06 Mar How long until wages and expectation in poorer countries match Australia’s?
Here is an interesting question sent to us recently, and my response:
Hi.. I finished reading your book today.. It was a great read! A bit of an eye opener for what lays ahead.. But that info will enable people to better prepare for it… A question, in the countries we’re off shoring work, do you see in a generation or two the same feeling of entitlement we currently have here? i.e. push for higher minimum wages. We’re all human and always want more than we have!.
My Response:
Hi! I’m glad you enjoyed the book. Please give it to someone else to read as well. Particularly someone in a non-management white collar job, or someone with kids in high school.
If I take Philippines as an example, I see a slow increase in wages and working conditions there, but wages will never get to Australian levels, and neither will living costs – we are a global anomaly, this is NOT normal.

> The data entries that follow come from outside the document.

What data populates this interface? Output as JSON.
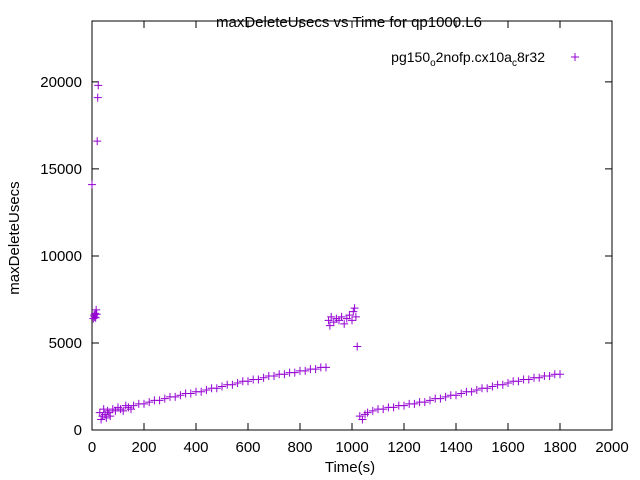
{
  "chart_data": {
    "type": "scatter",
    "title": "maxDeleteUsecs vs Time for qp1000.L6",
    "xlabel": "Time(s)",
    "ylabel": "maxDeleteUsecs",
    "xlim": [
      0,
      2000
    ],
    "ylim": [
      0,
      23500
    ],
    "x_ticks": [
      0,
      200,
      400,
      600,
      800,
      1000,
      1200,
      1400,
      1600,
      1800,
      2000
    ],
    "y_ticks": [
      0,
      5000,
      10000,
      15000,
      20000
    ],
    "grid": false,
    "legend_position": "top-right",
    "marker": "+",
    "color": "#9400d3",
    "legend": {
      "prefix": "pg150",
      "sub1": "o",
      "middle": "2nofp.cx10a",
      "sub2": "c",
      "suffix": "8r32"
    },
    "series": [
      {
        "name": "pg150_o2nofp.cx10a_c8r32",
        "points": [
          [
            0,
            14100
          ],
          [
            5,
            6400
          ],
          [
            8,
            6600
          ],
          [
            10,
            6500
          ],
          [
            12,
            6700
          ],
          [
            14,
            6450
          ],
          [
            16,
            6900
          ],
          [
            18,
            6650
          ],
          [
            20,
            16600
          ],
          [
            22,
            19100
          ],
          [
            24,
            19800
          ],
          [
            30,
            1000
          ],
          [
            35,
            600
          ],
          [
            40,
            800
          ],
          [
            45,
            1200
          ],
          [
            50,
            900
          ],
          [
            55,
            700
          ],
          [
            60,
            1100
          ],
          [
            65,
            1000
          ],
          [
            70,
            800
          ],
          [
            80,
            1200
          ],
          [
            90,
            1100
          ],
          [
            100,
            1300
          ],
          [
            110,
            1200
          ],
          [
            120,
            1100
          ],
          [
            130,
            1400
          ],
          [
            140,
            1300
          ],
          [
            150,
            1200
          ],
          [
            160,
            1400
          ],
          [
            180,
            1500
          ],
          [
            200,
            1500
          ],
          [
            220,
            1600
          ],
          [
            240,
            1700
          ],
          [
            260,
            1700
          ],
          [
            280,
            1800
          ],
          [
            300,
            1900
          ],
          [
            320,
            1900
          ],
          [
            340,
            2000
          ],
          [
            360,
            2100
          ],
          [
            380,
            2100
          ],
          [
            400,
            2200
          ],
          [
            420,
            2200
          ],
          [
            440,
            2300
          ],
          [
            460,
            2400
          ],
          [
            480,
            2400
          ],
          [
            500,
            2500
          ],
          [
            520,
            2600
          ],
          [
            540,
            2600
          ],
          [
            560,
            2700
          ],
          [
            580,
            2800
          ],
          [
            600,
            2800
          ],
          [
            620,
            2900
          ],
          [
            640,
            2900
          ],
          [
            660,
            3000
          ],
          [
            680,
            3100
          ],
          [
            700,
            3100
          ],
          [
            720,
            3200
          ],
          [
            740,
            3200
          ],
          [
            760,
            3300
          ],
          [
            780,
            3300
          ],
          [
            800,
            3400
          ],
          [
            820,
            3400
          ],
          [
            840,
            3500
          ],
          [
            860,
            3500
          ],
          [
            880,
            3600
          ],
          [
            900,
            3600
          ],
          [
            910,
            6300
          ],
          [
            915,
            6000
          ],
          [
            920,
            6500
          ],
          [
            930,
            6200
          ],
          [
            940,
            6400
          ],
          [
            950,
            6300
          ],
          [
            960,
            6500
          ],
          [
            970,
            6100
          ],
          [
            980,
            6400
          ],
          [
            990,
            6600
          ],
          [
            1000,
            6300
          ],
          [
            1005,
            6800
          ],
          [
            1010,
            7000
          ],
          [
            1015,
            6500
          ],
          [
            1020,
            4800
          ],
          [
            1030,
            800
          ],
          [
            1040,
            600
          ],
          [
            1050,
            900
          ],
          [
            1060,
            1000
          ],
          [
            1080,
            1100
          ],
          [
            1100,
            1200
          ],
          [
            1120,
            1200
          ],
          [
            1140,
            1300
          ],
          [
            1160,
            1300
          ],
          [
            1180,
            1400
          ],
          [
            1200,
            1400
          ],
          [
            1220,
            1500
          ],
          [
            1240,
            1500
          ],
          [
            1260,
            1600
          ],
          [
            1280,
            1600
          ],
          [
            1300,
            1700
          ],
          [
            1320,
            1800
          ],
          [
            1340,
            1800
          ],
          [
            1360,
            1900
          ],
          [
            1380,
            2000
          ],
          [
            1400,
            2000
          ],
          [
            1420,
            2100
          ],
          [
            1440,
            2200
          ],
          [
            1460,
            2200
          ],
          [
            1480,
            2300
          ],
          [
            1500,
            2400
          ],
          [
            1520,
            2400
          ],
          [
            1540,
            2500
          ],
          [
            1560,
            2600
          ],
          [
            1580,
            2600
          ],
          [
            1600,
            2700
          ],
          [
            1620,
            2800
          ],
          [
            1640,
            2800
          ],
          [
            1660,
            2900
          ],
          [
            1680,
            2900
          ],
          [
            1700,
            3000
          ],
          [
            1720,
            3000
          ],
          [
            1740,
            3100
          ],
          [
            1760,
            3100
          ],
          [
            1780,
            3200
          ],
          [
            1800,
            3200
          ]
        ]
      }
    ]
  }
}
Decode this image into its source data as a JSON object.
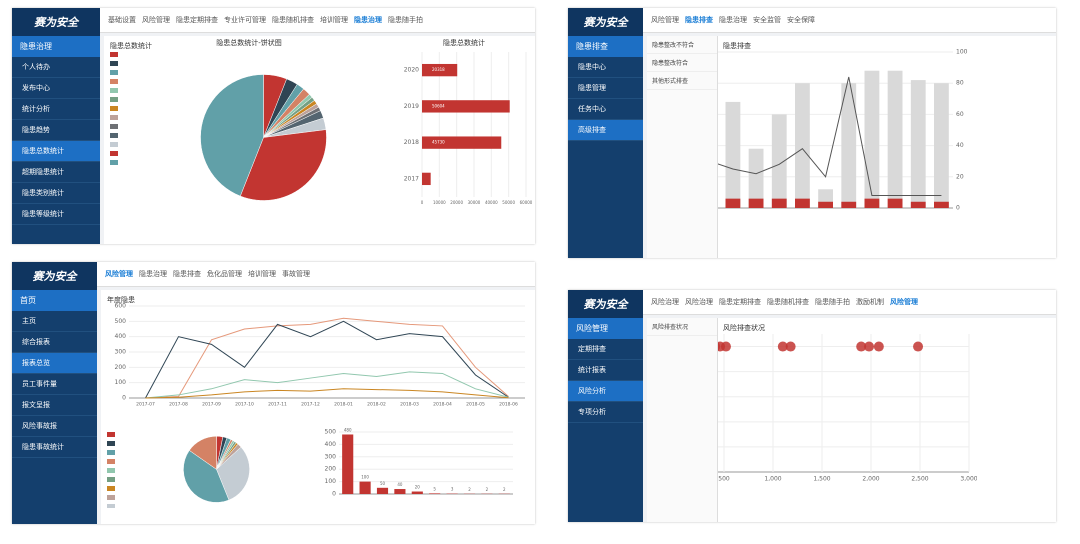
{
  "panels": [
    {
      "logo": "赛为安全",
      "nav": [
        "基础设置",
        "风险管理",
        "隐患定期排查",
        "专业许可管理",
        "隐患随机排查",
        "培训管理",
        "隐患治理",
        "隐患随手拍"
      ],
      "active_nav": 6,
      "sidebar_header": "隐患治理",
      "sidebar": [
        "个人待办",
        "发布中心",
        "统计分析",
        "隐患趋势",
        "隐患总数统计",
        "超期隐患统计",
        "隐患类别统计",
        "隐患等级统计"
      ],
      "active_sidebar": 4,
      "content_title": "隐患总数统计",
      "charts": [
        {
          "type": "pie",
          "title": "隐患总数统计-饼状图",
          "values": [
            6,
            3,
            2,
            2,
            1,
            1,
            1,
            1,
            1,
            2,
            3,
            33,
            44
          ],
          "colors": [
            "#c23531",
            "#2f4554",
            "#61a0a8",
            "#d48265",
            "#91c7ae",
            "#749f83",
            "#ca8622",
            "#bda29a",
            "#6e7074",
            "#546570",
            "#c4ccd3",
            "#c23531",
            "#61a0a8"
          ]
        },
        {
          "type": "hbar",
          "title": "隐患总数统计",
          "categories": [
            "2020",
            "2019",
            "2018",
            "2017"
          ],
          "values": [
            20318,
            50604,
            45730,
            5004
          ],
          "color": "#c23531",
          "xlim": [
            0,
            60000
          ],
          "xticks": [
            0,
            10000,
            20000,
            30000,
            40000,
            50000,
            60000
          ]
        }
      ]
    },
    {
      "logo": "赛为安全",
      "nav": [
        "风险管理",
        "隐患排查",
        "隐患治理",
        "安全监管",
        "安全保障"
      ],
      "active_nav": 1,
      "sidebar_header": "隐患排查",
      "sidebar": [
        "隐患中心",
        "隐患管理",
        "任务中心",
        "高级排查"
      ],
      "active_sidebar": 3,
      "content_title": "隐患排查",
      "sub_menu": [
        "隐患整改不符合",
        "隐患整改符合",
        "其他形式排查"
      ],
      "charts": [
        {
          "type": "combo",
          "ylim": [
            0,
            50
          ],
          "yticks": [
            0,
            10,
            20,
            30,
            40,
            50
          ],
          "y2lim": [
            0,
            100
          ],
          "y2ticks": [
            0,
            20,
            40,
            60,
            80,
            100
          ],
          "categories": [
            null,
            null,
            null,
            null,
            null,
            null,
            null,
            null,
            null,
            null,
            null,
            null
          ],
          "series": [
            {
              "color": "#d9d9d9",
              "values": [
                30,
                41,
                34,
                19,
                30,
                40,
                6,
                40,
                44,
                44,
                41,
                40
              ]
            },
            {
              "color": "#c23531",
              "values": [
                5,
                4,
                3,
                3,
                3,
                3,
                2,
                2,
                3,
                3,
                2,
                2
              ]
            },
            {
              "color": "#555555",
              "axis": "y2",
              "values": [
                35,
                30,
                25,
                22,
                28,
                38,
                20,
                84,
                8,
                8,
                8,
                8
              ]
            }
          ]
        }
      ]
    },
    {
      "logo": "赛为安全",
      "nav": [
        "风险管理",
        "隐患治理",
        "隐患排查",
        "危化品管理",
        "培训管理",
        "事故管理"
      ],
      "active_nav": 0,
      "sidebar_header": "首页",
      "sidebar": [
        "主页",
        "综合报表",
        "报表总览",
        "员工事件量",
        "报文呈报",
        "风险事故报",
        "隐患事故统计"
      ],
      "active_sidebar": 2,
      "content_title": "年度隐患",
      "charts": [
        {
          "type": "line",
          "x": [
            "2017-07",
            "2017-08",
            "2017-09",
            "2017-10",
            "2017-11",
            "2017-12",
            "2018-01",
            "2018-02",
            "2018-03",
            "2018-04",
            "2018-05",
            "2018-06"
          ],
          "ylim": [
            0,
            600
          ],
          "yticks": [
            0,
            100,
            200,
            300,
            400,
            500,
            600
          ],
          "series": [
            {
              "color": "#e5987a",
              "values": [
                0,
                10,
                380,
                450,
                470,
                480,
                520,
                500,
                480,
                470,
                200,
                10
              ]
            },
            {
              "color": "#2f4554",
              "values": [
                0,
                400,
                350,
                200,
                480,
                400,
                500,
                380,
                420,
                400,
                150,
                5
              ]
            },
            {
              "color": "#91c7ae",
              "values": [
                0,
                20,
                60,
                120,
                100,
                130,
                160,
                140,
                170,
                160,
                60,
                5
              ]
            },
            {
              "color": "#ca8622",
              "values": [
                0,
                5,
                20,
                40,
                50,
                45,
                60,
                55,
                50,
                40,
                20,
                2
              ]
            }
          ]
        },
        {
          "type": "pie",
          "values": [
            3,
            2,
            2,
            1,
            1,
            1,
            1,
            2,
            30,
            40,
            15
          ],
          "colors": [
            "#c23531",
            "#2f4554",
            "#61a0a8",
            "#d48265",
            "#91c7ae",
            "#749f83",
            "#ca8622",
            "#bda29a",
            "#c4ccd3",
            "#61a0a8",
            "#d48265"
          ]
        },
        {
          "type": "bar",
          "categories": [
            null,
            null,
            null,
            null,
            null,
            null,
            null,
            null,
            null,
            null
          ],
          "values": [
            480,
            100,
            50,
            40,
            20,
            5,
            3,
            2,
            2,
            2
          ],
          "color": "#c23531",
          "ylim": [
            0,
            500
          ],
          "yticks": [
            0,
            100,
            200,
            300,
            400,
            500
          ]
        }
      ]
    },
    {
      "logo": "赛为安全",
      "nav": [
        "风险治理",
        "风险治理",
        "隐患定期排查",
        "隐患随机排查",
        "隐患随手拍",
        "激励机制",
        "风险管理"
      ],
      "active_nav": 6,
      "sidebar_header": "风险管理",
      "sidebar": [
        "定期排查",
        "统计报表",
        "风险分析",
        "专项分析"
      ],
      "active_sidebar": 2,
      "content_title": "风险排查状况",
      "sub_menu": [
        "风险排查状况"
      ],
      "charts": [
        {
          "type": "scatter",
          "color": "#c23531",
          "xlim": [
            0,
            3000
          ],
          "xticks": [
            0,
            {
              "value": 500,
              "label": "500"
            },
            {
              "value": 1000,
              "label": "1,000"
            },
            {
              "value": 1500,
              "label": "1,500"
            },
            {
              "value": 2000,
              "label": "2,000"
            },
            {
              "value": 2500,
              "label": "2,500"
            },
            {
              "value": 3000,
              "label": "3,000"
            }
          ],
          "ylim": [
            0,
            110
          ],
          "yticks": [
            {
              "value": 0,
              "label": "0%"
            },
            {
              "value": 20,
              "label": "20%"
            },
            {
              "value": 40,
              "label": "40%"
            },
            {
              "value": 60,
              "label": "60%"
            },
            {
              "value": 80,
              "label": "80%"
            },
            {
              "value": 100,
              "label": "100%"
            }
          ],
          "x": [
            10,
            60,
            110,
            160,
            210,
            260,
            310,
            360,
            410,
            460,
            520,
            1100,
            1180,
            1900,
            1980,
            2080,
            2480
          ],
          "y": [
            100,
            100,
            100,
            100,
            100,
            100,
            100,
            100,
            100,
            100,
            100,
            100,
            100,
            100,
            100,
            100,
            100
          ]
        }
      ]
    }
  ]
}
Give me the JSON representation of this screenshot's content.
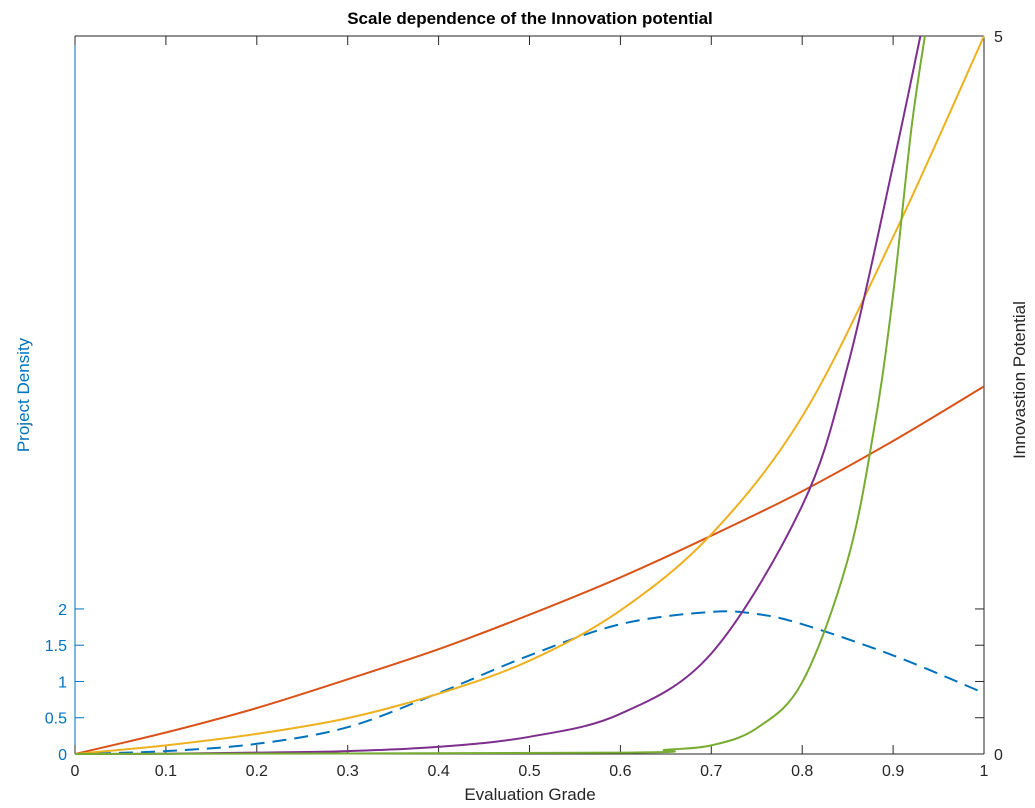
{
  "chart_data": {
    "type": "line",
    "title": "Scale dependence of the Innovation potential",
    "xlabel": "Evaluation Grade",
    "ylabel_left": "Project Density",
    "ylabel_right": "Innovastion Potential",
    "xlim": [
      0,
      1
    ],
    "ylim_left": [
      0,
      9.9
    ],
    "ylim_right": [
      0,
      5
    ],
    "x_ticks": [
      "0",
      "0.1",
      "0.2",
      "0.3",
      "0.4",
      "0.5",
      "0.6",
      "0.7",
      "0.8",
      "0.9",
      "1"
    ],
    "y_left_ticks": [
      "0",
      "0.5",
      "1",
      "1.5",
      "2"
    ],
    "y_right_ticks": [
      "0",
      "5"
    ],
    "grid": false,
    "colors": {
      "left_axis": "#0072bd",
      "right_axis": "#000000",
      "density": "#0072bd",
      "potential_1": "#d95319",
      "potential_2": "#edb120",
      "potential_3": "#7e2f8e",
      "potential_4": "#77ac30"
    },
    "series": [
      {
        "axis": "left",
        "style": "dashed",
        "x": [
          0,
          0.1,
          0.2,
          0.3,
          0.4,
          0.5,
          0.6,
          0.7,
          0.75,
          0.8,
          0.9,
          1.0
        ],
        "y": [
          0.0,
          0.04,
          0.14,
          0.37,
          0.84,
          1.36,
          1.79,
          1.96,
          1.93,
          1.79,
          1.36,
          0.84
        ]
      },
      {
        "axis": "right",
        "style": "solid",
        "x": [
          0,
          0.1,
          0.2,
          0.3,
          0.4,
          0.5,
          0.6,
          0.7,
          0.8,
          0.9,
          1.0
        ],
        "y": [
          0.0,
          0.15,
          0.32,
          0.52,
          0.73,
          0.97,
          1.23,
          1.52,
          1.83,
          2.18,
          2.56
        ]
      },
      {
        "axis": "right",
        "style": "solid",
        "x": [
          0,
          0.1,
          0.2,
          0.3,
          0.4,
          0.5,
          0.6,
          0.7,
          0.8,
          0.9,
          1.0
        ],
        "y": [
          0.0,
          0.06,
          0.14,
          0.25,
          0.42,
          0.65,
          1.0,
          1.53,
          2.35,
          3.6,
          5.0
        ]
      },
      {
        "axis": "right",
        "style": "solid",
        "x": [
          0,
          0.1,
          0.2,
          0.3,
          0.4,
          0.5,
          0.6,
          0.7,
          0.8,
          0.85,
          0.9,
          0.93
        ],
        "y": [
          0.0,
          0.002,
          0.01,
          0.02,
          0.05,
          0.12,
          0.28,
          0.7,
          1.73,
          2.7,
          4.1,
          5.0
        ]
      },
      {
        "axis": "right",
        "style": "solid",
        "x": [
          0,
          0.6,
          0.65,
          0.7,
          0.75,
          0.8,
          0.85,
          0.88,
          0.9,
          0.92,
          0.935
        ],
        "y": [
          0.0,
          0.01,
          0.03,
          0.06,
          0.18,
          0.5,
          1.35,
          2.3,
          3.2,
          4.35,
          5.0
        ]
      }
    ]
  }
}
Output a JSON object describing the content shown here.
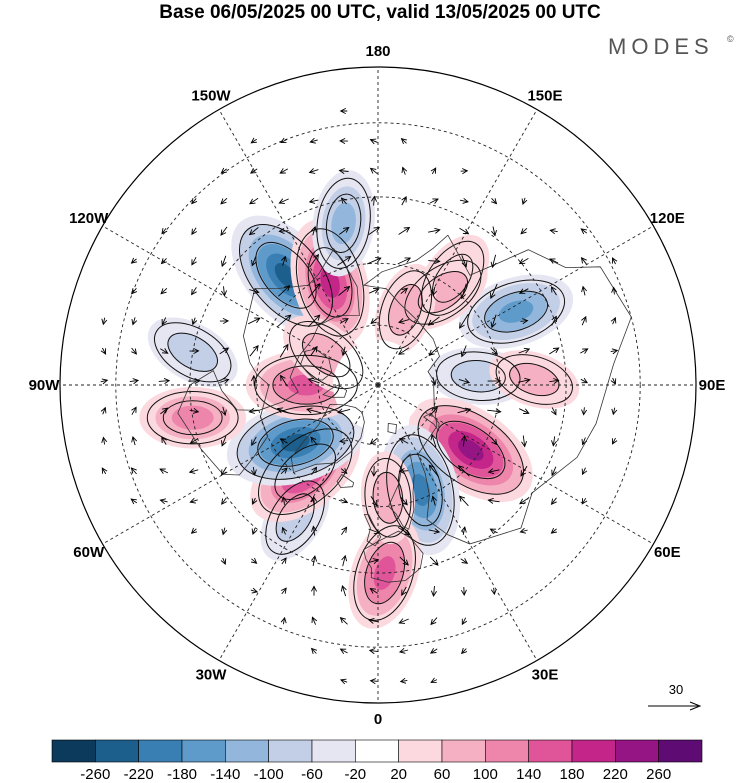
{
  "title": "Base 06/05/2025 00 UTC, valid 13/05/2025 00 UTC",
  "brand": {
    "name": "MODES",
    "mark": "©"
  },
  "projection": {
    "type": "north-polar-stereographic",
    "center": "North Pole"
  },
  "longitude_labels": [
    {
      "text": "180",
      "lon": 180
    },
    {
      "text": "150E",
      "lon": 150
    },
    {
      "text": "120E",
      "lon": 120
    },
    {
      "text": "90E",
      "lon": 90
    },
    {
      "text": "60E",
      "lon": 60
    },
    {
      "text": "30E",
      "lon": 30
    },
    {
      "text": "0",
      "lon": 0
    },
    {
      "text": "30W",
      "lon": -30
    },
    {
      "text": "60W",
      "lon": -60
    },
    {
      "text": "90W",
      "lon": -90
    },
    {
      "text": "120W",
      "lon": -120
    },
    {
      "text": "150W",
      "lon": -150
    }
  ],
  "colorbar": {
    "levels": [
      "-260",
      "-220",
      "-180",
      "-140",
      "-100",
      "-60",
      "-20",
      "20",
      "60",
      "100",
      "140",
      "180",
      "220",
      "260"
    ],
    "colors": [
      "#0b3a5c",
      "#1d5f8c",
      "#3a7fb3",
      "#5e9bcb",
      "#93b7dc",
      "#c3cfe6",
      "#e6e5f2",
      "#ffffff",
      "#fbd9df",
      "#f5b1c3",
      "#ee86ab",
      "#e0559a",
      "#c32589",
      "#951584",
      "#5e0b74"
    ]
  },
  "reference_vector": {
    "value": "30"
  },
  "anomalies": [
    {
      "lat": 55,
      "lon": -140,
      "value": -230
    },
    {
      "lat": 62,
      "lon": -155,
      "value": 190
    },
    {
      "lat": 50,
      "lon": -168,
      "value": -110
    },
    {
      "lat": 58,
      "lon": 145,
      "value": 80
    },
    {
      "lat": 52,
      "lon": 118,
      "value": -150
    },
    {
      "lat": 62,
      "lon": 145,
      "value": 90
    },
    {
      "lat": 70,
      "lon": 160,
      "value": 70
    },
    {
      "lat": 65,
      "lon": 95,
      "value": -80
    },
    {
      "lat": 52,
      "lon": 92,
      "value": 60
    },
    {
      "lat": 62,
      "lon": 55,
      "value": 230
    },
    {
      "lat": 62,
      "lon": 22,
      "value": -200
    },
    {
      "lat": 45,
      "lon": 2,
      "value": 140
    },
    {
      "lat": 52,
      "lon": -32,
      "value": -70
    },
    {
      "lat": 62,
      "lon": -40,
      "value": 190
    },
    {
      "lat": 65,
      "lon": -55,
      "value": -230
    },
    {
      "lat": 72,
      "lon": -90,
      "value": 160
    },
    {
      "lat": 45,
      "lon": -80,
      "value": 110
    },
    {
      "lat": 45,
      "lon": -100,
      "value": -80
    },
    {
      "lat": 62,
      "lon": 5,
      "value": 60
    },
    {
      "lat": 75,
      "lon": -120,
      "value": 90
    }
  ]
}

When they eventually get to high employment, and have 2-3 generations of high employment, then yes they will develop an expectation that it is normal and that they are entitled to wealth and luxury. But that’s realistically probably going to take 50 years. They are a population of nearly 100 million, turning out 500,000 university graduates each year (and pretty skilled at breeding), and Australia may end up sending them 1 to 1.5M jobs – its a drop in the proverbial bucket.
The sense of entitlement is developed when memories of the REALLY hard times (not enough food, no work, no jobs) leave the collective consciousness of a country. For Australia, those times were WW2 and before that the Depression. We are 2-3 generations away from those memories now. We have successive generations of greater than 90% of the population who cannot imagine a poor Australia.
Think of it in terms of Maslow’s heirarchy of needs. We are so far away from thinking about the base layers, that we have forgotten they even exist.